The first thing I notice about Eric Paul’s Killer EP is guitar tone. In particular, the opening track, “Paradise of Sin,” has a wide stereo guitar sound, subtly overdriven. It’s the kind of electrified guitar sound that gives you that warm feeling when you hear it at concert volume, combined with the punchy drums that bob and weave around the guitar parts.
It’s customary in a music review to comment on the lyrics, but the raw sound of his playing and singing distract from considering Killer as a vehicle for words. I’m sure Paul put work into them, but dynamics, harmonic sophistication and tone are the important things here. His songs are built around his guitar, which stays pretty close to a few carefully chosen tones without ever getting monotonous.
Paul’s singing has considerable range. He deftly shifts between his chest and head voice, using a nasal edge and a vibrato to vary texture. There’s a bit of Les Claypool in his voice, and some of Conor Oberst’s distressed, unmade-bed sound. But Paul isn’t arch and jokey, like Claypool, or as earnest as Oberst.

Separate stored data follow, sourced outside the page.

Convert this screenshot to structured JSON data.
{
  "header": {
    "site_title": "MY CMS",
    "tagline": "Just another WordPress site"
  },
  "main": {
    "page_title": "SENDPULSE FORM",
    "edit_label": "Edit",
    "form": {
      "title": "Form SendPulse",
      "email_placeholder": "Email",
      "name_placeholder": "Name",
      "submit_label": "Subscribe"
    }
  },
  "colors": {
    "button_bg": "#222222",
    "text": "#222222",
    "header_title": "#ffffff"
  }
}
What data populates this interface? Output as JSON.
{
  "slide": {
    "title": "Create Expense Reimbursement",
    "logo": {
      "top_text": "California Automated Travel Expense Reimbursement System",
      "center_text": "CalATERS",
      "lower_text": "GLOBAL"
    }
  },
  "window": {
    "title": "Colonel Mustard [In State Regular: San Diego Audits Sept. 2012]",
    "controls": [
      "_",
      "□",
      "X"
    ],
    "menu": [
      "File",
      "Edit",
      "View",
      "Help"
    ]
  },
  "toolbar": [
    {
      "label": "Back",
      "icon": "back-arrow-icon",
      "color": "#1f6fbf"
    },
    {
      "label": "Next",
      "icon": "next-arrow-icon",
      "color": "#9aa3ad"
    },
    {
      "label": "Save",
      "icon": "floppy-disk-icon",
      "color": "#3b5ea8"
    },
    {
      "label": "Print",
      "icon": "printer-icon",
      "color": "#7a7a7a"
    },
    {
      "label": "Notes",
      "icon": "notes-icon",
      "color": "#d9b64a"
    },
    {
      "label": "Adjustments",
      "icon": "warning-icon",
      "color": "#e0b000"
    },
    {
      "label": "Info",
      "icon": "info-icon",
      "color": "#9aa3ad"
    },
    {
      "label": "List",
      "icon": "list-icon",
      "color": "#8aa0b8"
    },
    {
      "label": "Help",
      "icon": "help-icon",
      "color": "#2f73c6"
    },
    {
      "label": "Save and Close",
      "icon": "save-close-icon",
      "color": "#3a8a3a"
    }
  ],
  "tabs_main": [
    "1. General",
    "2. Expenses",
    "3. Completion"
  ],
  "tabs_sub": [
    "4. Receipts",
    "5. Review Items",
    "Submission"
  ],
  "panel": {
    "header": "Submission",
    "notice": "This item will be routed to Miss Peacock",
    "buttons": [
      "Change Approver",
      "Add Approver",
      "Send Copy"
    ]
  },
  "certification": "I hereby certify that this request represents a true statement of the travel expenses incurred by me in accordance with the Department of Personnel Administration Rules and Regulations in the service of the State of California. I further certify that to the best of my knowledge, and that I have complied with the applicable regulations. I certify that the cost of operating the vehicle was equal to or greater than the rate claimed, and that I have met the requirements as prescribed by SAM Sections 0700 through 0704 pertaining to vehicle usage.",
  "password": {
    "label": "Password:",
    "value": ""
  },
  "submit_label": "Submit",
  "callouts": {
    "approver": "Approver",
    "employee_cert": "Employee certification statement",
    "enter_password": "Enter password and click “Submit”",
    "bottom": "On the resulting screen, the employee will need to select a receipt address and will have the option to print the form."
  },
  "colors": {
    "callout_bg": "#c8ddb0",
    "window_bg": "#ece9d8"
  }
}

Although on many of the tracks his vocal gymnastics feel overwrought, he has no trouble achieving lift-off on the song “Killer,” where his vibrato takes on a wired, wild quality that fits the propulsive and hectic beat.
The attention to sonic detail in these songs approaches that of Steely Dan. But where Steely Dan’s high-gloss finish is both ear candy and a cynical comment on the emptiness of commercial pop music, Paul is sincerely pursuing perfect sound for its own sake. Could sound itself be the meaning of Killer? I don’t know if that’s what Eric Paul intended, but it’s what he’s achieved, and on those terms it’s very good.